La Constitution Sacrosanctum Concilium
6. Ce que l'Eglise croit est ce qu'elle prend comme objet de sa prière. La Constitution Sacrosanctum Concilium a illustré les prémisses pour une vie liturgique qui rende à Dieu le vrai culte qui lui est dû par le peuple, appelé à exercer le sacerdoce de la Nouvelle Alliance. L'action liturgique doit permettre à chaque fidèle d'entrer dans l'intimité du mystère pour saisir la beauté de la louange au Dieu Trine. En effet, elle constitue une anticipation sur la terre de la louange que les foules des bienheureux rendent à Dieu au ciel. Dans toute célébration liturgique devrait donc être donnée aux participants la possibilité de goûter à l'avance, même si c'est sous le voile de la foi, quelque chose des douceurs qui naîtront de la contemplation de Dieu au Paradis. C'est pourquoi chaque ministre, conscient de la responsabilité qu'il possède envers tout le peuple qui lui est confié, devra respecter fidèlement le caractère sacré du rite, en grandissant dans l'intelligence de ce qu'il célèbre.
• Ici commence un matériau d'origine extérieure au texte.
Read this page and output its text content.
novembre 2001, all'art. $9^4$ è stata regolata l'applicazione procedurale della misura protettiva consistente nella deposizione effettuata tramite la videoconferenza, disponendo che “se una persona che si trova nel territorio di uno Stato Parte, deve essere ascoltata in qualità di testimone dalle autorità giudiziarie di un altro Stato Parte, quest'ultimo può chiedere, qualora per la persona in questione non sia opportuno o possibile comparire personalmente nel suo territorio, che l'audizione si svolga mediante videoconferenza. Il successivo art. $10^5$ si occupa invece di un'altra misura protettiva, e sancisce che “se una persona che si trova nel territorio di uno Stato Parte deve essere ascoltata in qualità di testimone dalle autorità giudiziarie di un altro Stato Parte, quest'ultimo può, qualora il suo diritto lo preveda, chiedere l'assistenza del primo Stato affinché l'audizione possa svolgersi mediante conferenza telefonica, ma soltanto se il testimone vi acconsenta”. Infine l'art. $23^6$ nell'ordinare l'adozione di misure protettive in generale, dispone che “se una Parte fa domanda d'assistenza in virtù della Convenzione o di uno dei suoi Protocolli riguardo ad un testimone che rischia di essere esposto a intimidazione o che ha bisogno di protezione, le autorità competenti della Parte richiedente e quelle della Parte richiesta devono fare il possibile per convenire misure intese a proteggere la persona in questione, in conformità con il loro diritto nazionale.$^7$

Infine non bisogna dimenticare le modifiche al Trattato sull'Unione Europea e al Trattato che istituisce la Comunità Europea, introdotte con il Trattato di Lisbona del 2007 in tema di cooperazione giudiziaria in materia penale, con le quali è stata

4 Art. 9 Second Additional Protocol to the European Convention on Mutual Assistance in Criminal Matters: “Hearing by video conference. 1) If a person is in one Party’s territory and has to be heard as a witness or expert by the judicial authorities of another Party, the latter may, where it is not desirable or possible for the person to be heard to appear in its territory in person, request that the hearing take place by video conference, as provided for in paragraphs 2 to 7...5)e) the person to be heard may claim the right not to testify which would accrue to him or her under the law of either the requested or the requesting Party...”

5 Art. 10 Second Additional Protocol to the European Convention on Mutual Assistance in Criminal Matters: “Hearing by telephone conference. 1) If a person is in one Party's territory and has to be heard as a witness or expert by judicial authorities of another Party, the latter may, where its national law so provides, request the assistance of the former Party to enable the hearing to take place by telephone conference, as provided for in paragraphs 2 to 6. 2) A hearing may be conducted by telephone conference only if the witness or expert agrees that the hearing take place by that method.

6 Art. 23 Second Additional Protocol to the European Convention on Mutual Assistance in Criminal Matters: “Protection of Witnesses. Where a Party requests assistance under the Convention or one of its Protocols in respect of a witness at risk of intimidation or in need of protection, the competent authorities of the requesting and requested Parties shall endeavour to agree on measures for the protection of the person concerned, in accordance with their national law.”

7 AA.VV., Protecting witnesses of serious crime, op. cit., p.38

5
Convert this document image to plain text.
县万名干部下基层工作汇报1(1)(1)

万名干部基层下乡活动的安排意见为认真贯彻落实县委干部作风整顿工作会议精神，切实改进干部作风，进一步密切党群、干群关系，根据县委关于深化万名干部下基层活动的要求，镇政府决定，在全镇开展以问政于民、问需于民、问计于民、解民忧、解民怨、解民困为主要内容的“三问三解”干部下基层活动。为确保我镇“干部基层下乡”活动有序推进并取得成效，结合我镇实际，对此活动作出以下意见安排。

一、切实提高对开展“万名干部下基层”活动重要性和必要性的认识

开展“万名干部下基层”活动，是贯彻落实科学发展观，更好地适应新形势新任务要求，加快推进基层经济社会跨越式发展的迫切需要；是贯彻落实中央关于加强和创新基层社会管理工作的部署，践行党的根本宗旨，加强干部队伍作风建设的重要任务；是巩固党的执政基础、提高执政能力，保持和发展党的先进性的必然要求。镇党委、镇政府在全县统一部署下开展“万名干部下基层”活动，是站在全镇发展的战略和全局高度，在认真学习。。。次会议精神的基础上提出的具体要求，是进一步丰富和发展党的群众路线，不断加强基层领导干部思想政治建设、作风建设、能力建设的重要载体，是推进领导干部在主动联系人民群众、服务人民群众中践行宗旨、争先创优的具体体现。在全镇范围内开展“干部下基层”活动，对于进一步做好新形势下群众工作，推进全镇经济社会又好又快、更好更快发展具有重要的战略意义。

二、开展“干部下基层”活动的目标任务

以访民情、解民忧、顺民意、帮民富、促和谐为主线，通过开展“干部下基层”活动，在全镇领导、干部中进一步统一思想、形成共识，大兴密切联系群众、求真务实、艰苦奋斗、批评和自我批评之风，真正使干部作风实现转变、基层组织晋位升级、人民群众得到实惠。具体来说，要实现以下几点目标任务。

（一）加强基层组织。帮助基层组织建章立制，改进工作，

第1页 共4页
La Constitution dogmatique Lumen gentium
7. "L'heure est venue où la vérité à propos de l'Eglise du Christ doit être explorée, organisée et exprimée", affirma le Pape Paul VI dans le discours d'ouverture de la seconde période du Concile (Insegnamenti, vol. i [1963], pp. 173-174). L'inoubliable Pontife définit la tâche principale du Concile dans cette expression. La Constitution dogmatique Lumen gentium a été un véritable chant d'exaltation de la beauté de l'Epouse du Christ. Dans ces pages, nous avons mené à bien la doctrine exprimée par le Concile Vatican I et nous avons imprimé le sceau pour une étude renouvelée du mystère de l'Eglise.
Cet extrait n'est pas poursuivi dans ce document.